Pouco mais de uma semana depois da publicação desse texto, o historiador Adam Tooze escreveu um artigo em que aponta um aliado inesperado na intenção de convocar um novo Bretton Woods. Tratava-se do fundador do Fórum Econômico Mundial, Klaus Schwab. “Depois da Segunda Guerra”, disse Schwab no encontro desse ano em Davos, “líderes de todo o globo se reuniram para projetar um novo conjunto de estruturas institucionais que permitissem que o mundo do pós-guerra colaborasse para a construção de um futuro comum… O mundo mudou e, por uma questão de urgência, precisamos nos ocupar desse processo novamente”. Tooze corrigiu o empresário e lembrou que as conferências de Bretton Woods ocorreram ainda em 1944, embora algumas instituições ali arquitetadas só tenham sido implementadas, de fato, no pós-guerra.
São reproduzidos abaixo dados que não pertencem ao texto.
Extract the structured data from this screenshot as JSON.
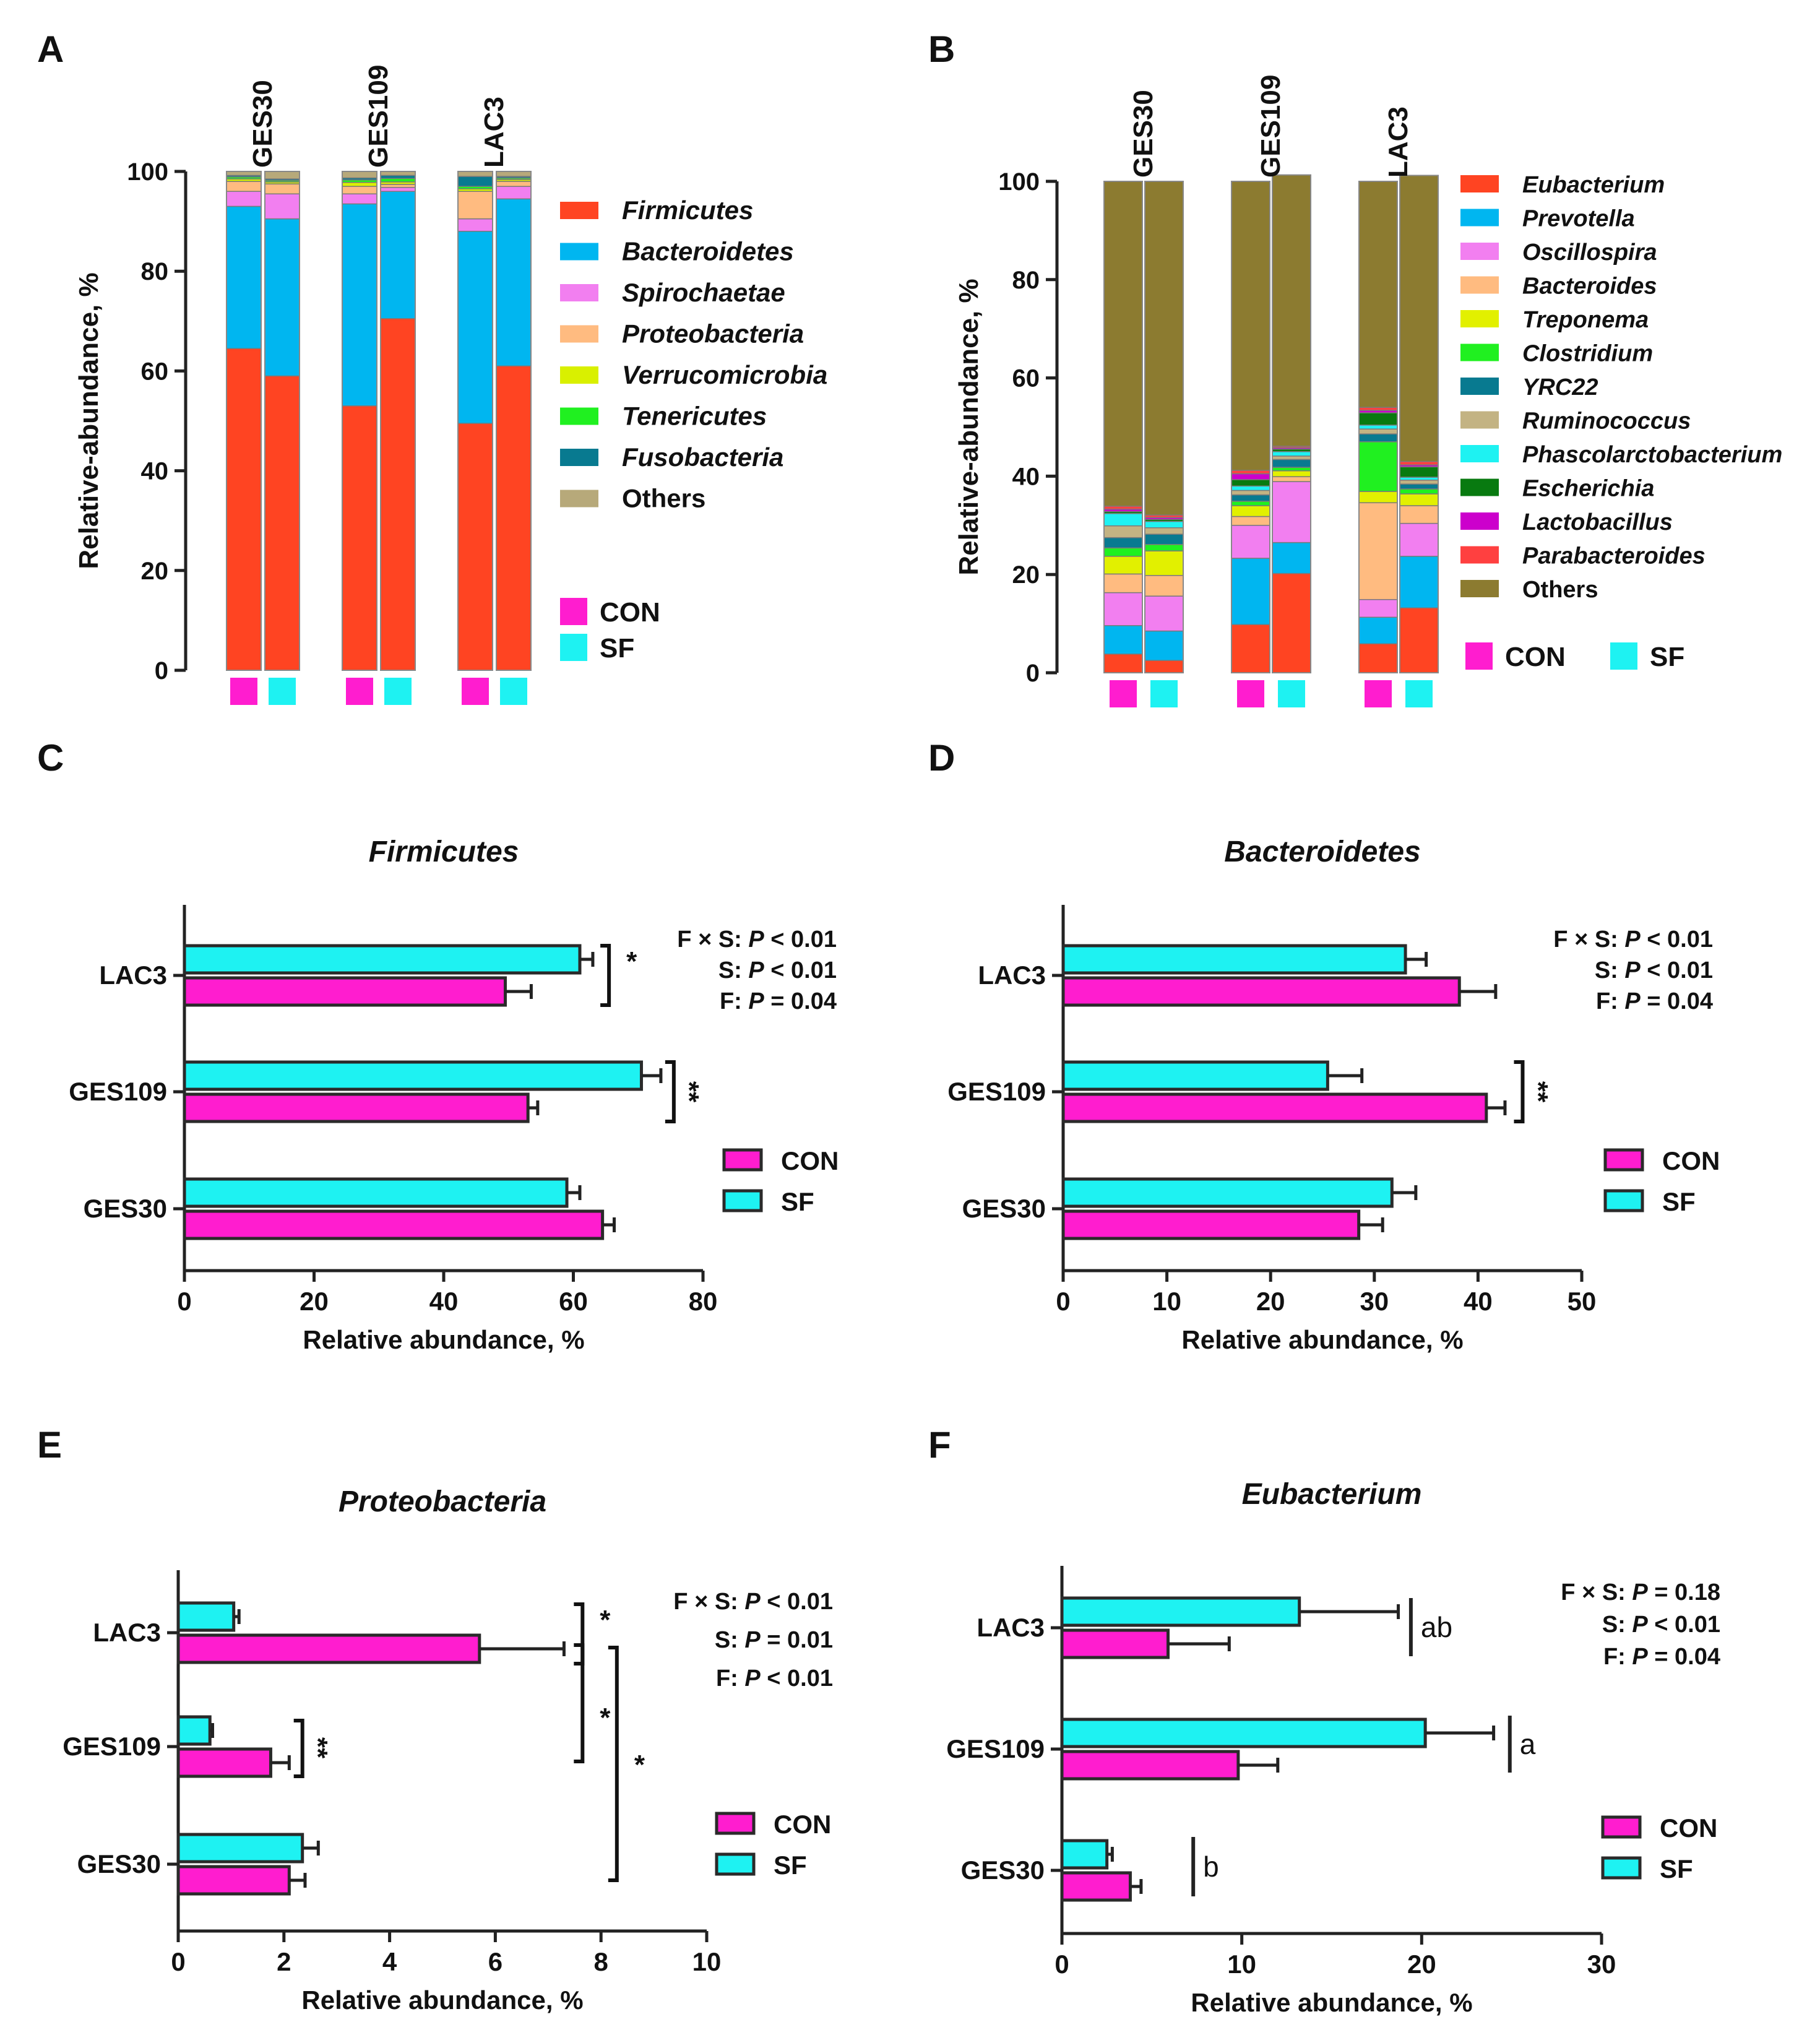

Mas mais do que uma lembrança sobre o verdadeiro significado daquilo que teria sido uma “reunião de guerra dos Aliados”, o texto de Tooze nos mostra que a resposta à crise de 2008 é a nostalgia de um esforço de reestruturação do sistema financeiro internacional. Mais do que isso, trata-se de uma nostalgia das duas décadas de crescimento e fortalecimento da seguridade social que corresponderam ao período em que esse complexo equilíbrio se manteve. Keynes continuaria sendo a crítica que se segue à crise. O anacronismo só fica nítido quando se leva em conta que o keynesianismo do presente não consegue prometer o mesmo futuro que prometeu outrora — especialmente porque não há período de maior redução de desigualdade no funcionamento das economias capitalistas do que aquele que se sucede à guerra.
O solo da década de 2010 é outro. No Brasil, um dos efeitos de quase meia década de baixo crescimento e índices elevados de desemprego é ter se tornado a unidade familiar uma espécie de seguridade social improvisada. Talvez a força que adquire o conceito de família entre políticos autoritários alçados a governar em tempos de expectativas decrescentes possa ser parcialmente explicada pela degradação das condições de trabalho. Segundo dados de 2018, em vários países que compõem a Organização para a Cooperação e Desenvolvimento Econômico (OCDE), apenas uma em cada quatro pessoas que procuram emprego recebe algum subsídio. A demanda por mecanismos de proteção social que não apenas reduzam os impactos das flutuações econômicas, mas que respondam às transformações no mercado de trabalho pode parecer, à primeira vista, ainda menos auspiciosa que a nostalgia dos anos dourados como resposta à crise, mas há aí uma estratégia para diminuir a mediação de instituições como a família e a igreja em momentos de maior vulnerabilidade do trabalhador, embora apenas transfira essa responsabilidade para o Estado. Aqui estamos apenas na sala de emergência do hospital, para me valer da metáfora usada pelo filósofo Paulo Arantes.
O descolamento entre crise e crítica é o sintoma de que a única imagem possível do futuro no interior da teoria econômica parece ser a promessa de uma nova crise.